1. Book your professional clean early
Late summer through early autumn is the quietest time for sweeps and the easiest time to get the date you want. Once winter approaches the calendar fills quickly — booking ahead means your heater is ready when the temperature drops.
2. Sort and season your firewood
Firewood needs at least 12 months of drying to burn cleanly in Tasmania. Stack it off the ground, under cover, with airflow on all sides.
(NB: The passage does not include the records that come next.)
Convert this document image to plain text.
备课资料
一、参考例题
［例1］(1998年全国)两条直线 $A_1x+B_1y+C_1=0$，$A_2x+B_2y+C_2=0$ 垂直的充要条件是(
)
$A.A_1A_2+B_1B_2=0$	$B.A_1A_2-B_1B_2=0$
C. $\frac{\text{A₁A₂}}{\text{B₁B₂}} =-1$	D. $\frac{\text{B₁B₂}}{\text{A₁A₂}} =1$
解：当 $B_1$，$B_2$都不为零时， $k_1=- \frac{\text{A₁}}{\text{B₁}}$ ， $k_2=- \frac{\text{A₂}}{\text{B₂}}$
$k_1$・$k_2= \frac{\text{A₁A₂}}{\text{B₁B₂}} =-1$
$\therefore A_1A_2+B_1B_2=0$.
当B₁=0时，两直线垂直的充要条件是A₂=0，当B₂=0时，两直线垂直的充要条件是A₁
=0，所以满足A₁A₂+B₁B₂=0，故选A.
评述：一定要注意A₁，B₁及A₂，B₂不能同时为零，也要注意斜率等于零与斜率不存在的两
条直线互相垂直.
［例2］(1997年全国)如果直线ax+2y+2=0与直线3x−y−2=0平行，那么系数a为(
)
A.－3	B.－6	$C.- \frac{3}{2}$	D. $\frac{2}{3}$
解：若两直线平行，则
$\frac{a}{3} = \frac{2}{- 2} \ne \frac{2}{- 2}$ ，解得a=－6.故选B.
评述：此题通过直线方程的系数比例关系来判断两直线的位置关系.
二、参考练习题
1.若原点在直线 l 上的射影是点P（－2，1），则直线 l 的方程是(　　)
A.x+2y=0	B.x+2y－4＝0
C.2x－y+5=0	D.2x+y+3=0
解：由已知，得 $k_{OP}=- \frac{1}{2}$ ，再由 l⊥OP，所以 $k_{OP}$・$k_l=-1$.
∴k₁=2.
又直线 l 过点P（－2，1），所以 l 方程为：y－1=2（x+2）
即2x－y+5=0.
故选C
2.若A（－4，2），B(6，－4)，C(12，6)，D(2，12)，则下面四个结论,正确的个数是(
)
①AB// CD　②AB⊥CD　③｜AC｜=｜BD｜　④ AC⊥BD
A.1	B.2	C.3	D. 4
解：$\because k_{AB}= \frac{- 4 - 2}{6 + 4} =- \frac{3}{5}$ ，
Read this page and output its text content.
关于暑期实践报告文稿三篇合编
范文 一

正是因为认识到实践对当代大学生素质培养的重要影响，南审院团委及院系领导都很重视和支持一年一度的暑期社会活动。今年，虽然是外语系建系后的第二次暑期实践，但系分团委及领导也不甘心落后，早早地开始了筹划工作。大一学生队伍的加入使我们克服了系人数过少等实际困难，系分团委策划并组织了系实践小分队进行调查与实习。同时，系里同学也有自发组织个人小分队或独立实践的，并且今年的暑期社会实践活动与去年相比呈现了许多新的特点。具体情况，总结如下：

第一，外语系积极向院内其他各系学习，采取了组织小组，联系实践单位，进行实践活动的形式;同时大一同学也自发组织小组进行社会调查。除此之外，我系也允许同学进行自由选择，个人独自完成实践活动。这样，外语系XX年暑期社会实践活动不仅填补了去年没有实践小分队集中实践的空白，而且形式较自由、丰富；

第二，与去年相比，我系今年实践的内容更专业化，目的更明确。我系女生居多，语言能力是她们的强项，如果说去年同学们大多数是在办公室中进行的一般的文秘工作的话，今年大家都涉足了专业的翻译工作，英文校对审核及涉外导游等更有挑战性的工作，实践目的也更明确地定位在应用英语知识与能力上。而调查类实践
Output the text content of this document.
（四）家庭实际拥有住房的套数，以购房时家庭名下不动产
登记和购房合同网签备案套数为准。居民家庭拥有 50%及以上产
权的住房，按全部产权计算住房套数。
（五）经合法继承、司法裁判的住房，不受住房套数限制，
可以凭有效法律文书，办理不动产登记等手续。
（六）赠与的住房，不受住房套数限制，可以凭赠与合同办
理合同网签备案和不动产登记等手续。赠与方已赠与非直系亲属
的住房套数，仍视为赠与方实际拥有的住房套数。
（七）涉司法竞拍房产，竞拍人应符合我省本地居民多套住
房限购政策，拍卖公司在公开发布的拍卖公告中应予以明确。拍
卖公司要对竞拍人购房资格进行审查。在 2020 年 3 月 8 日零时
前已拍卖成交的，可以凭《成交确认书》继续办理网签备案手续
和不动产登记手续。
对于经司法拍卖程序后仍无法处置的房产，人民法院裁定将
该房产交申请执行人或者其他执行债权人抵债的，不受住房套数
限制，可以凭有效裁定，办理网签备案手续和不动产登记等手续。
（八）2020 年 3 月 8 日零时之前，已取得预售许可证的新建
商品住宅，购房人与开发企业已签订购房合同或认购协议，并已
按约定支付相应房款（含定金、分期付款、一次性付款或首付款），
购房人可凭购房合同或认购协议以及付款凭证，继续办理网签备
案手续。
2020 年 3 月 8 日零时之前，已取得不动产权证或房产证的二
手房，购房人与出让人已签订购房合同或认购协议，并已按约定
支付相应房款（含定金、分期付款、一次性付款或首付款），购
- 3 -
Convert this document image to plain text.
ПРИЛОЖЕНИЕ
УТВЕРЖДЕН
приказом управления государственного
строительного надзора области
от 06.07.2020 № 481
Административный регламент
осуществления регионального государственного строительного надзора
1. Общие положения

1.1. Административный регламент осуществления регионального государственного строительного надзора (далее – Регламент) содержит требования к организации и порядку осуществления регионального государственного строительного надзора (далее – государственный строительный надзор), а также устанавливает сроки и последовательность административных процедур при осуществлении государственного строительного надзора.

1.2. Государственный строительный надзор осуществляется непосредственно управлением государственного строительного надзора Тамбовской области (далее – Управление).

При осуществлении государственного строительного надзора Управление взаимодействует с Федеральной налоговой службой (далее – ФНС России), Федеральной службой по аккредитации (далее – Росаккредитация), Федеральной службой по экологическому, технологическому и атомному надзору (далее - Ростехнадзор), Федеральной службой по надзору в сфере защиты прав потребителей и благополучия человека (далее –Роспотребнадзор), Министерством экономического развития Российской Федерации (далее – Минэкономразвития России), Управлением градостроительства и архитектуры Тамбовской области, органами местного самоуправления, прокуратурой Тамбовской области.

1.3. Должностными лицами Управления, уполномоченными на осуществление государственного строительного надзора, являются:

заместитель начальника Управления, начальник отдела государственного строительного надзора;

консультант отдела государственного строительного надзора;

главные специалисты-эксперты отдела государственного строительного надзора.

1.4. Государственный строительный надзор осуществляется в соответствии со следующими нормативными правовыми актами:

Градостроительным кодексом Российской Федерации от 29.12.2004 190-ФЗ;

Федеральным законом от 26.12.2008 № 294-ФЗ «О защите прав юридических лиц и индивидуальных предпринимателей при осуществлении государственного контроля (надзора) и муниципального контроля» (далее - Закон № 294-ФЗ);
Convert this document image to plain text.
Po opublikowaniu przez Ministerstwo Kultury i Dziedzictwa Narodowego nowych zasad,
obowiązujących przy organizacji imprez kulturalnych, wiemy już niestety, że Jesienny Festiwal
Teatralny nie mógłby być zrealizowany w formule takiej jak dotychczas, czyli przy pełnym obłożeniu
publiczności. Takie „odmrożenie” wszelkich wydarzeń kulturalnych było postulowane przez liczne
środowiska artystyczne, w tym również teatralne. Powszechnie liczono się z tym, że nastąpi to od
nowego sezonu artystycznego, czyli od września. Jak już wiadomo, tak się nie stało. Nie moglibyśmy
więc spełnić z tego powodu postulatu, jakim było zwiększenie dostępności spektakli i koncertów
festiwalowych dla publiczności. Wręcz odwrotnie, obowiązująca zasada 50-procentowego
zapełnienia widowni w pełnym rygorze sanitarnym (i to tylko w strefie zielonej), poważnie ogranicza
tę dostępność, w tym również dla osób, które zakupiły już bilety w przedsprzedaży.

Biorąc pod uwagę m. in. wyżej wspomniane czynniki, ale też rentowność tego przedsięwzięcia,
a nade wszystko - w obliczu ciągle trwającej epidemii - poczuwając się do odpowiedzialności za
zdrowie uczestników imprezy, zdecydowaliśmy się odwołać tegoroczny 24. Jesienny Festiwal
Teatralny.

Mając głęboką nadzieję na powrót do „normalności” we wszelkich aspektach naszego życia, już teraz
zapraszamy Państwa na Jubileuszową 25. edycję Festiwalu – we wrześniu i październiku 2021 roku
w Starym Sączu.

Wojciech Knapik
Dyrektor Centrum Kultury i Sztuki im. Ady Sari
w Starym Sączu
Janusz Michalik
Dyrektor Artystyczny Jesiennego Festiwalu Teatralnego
Wet wood is the number one cause of smoky, lazy fires and accelerated creosote build-up.
3. Inspect the obvious bits
- Check the door rope/seal — replace if compressed or frayed.
- Look up the flue (with a torch) for nests or debris.
- Sweep ash from the firebox; leave a thin bed of ash for insulation.
- Check the cowl from outside — it should be intact and clear.
4. Run a small “break-in” fire
Once your professional clean is done, light a small fire on a mild day to check the draught and bed everything in. Open a nearby window briefly to help the flue establish a strong upward flow on a cold start.
5. Test smoke alarms
While you're thinking about it: press the test button on every smoke alarm and replace batteries that haven't been changed in 12 months. It's the easiest five-minute job in the home.
Leave the safety items to a professional
Internal flue inspections, cracked baffles, perished seals, and creosote-stage assessment all need the right tools and experience. A short visit covers it all in one go — and gives you a clear written summary.
A note on safety: chimney and flue issues can become serious quickly. When in doubt, leave the heater unlit and call a qualified sweep — a short visit beats guessing.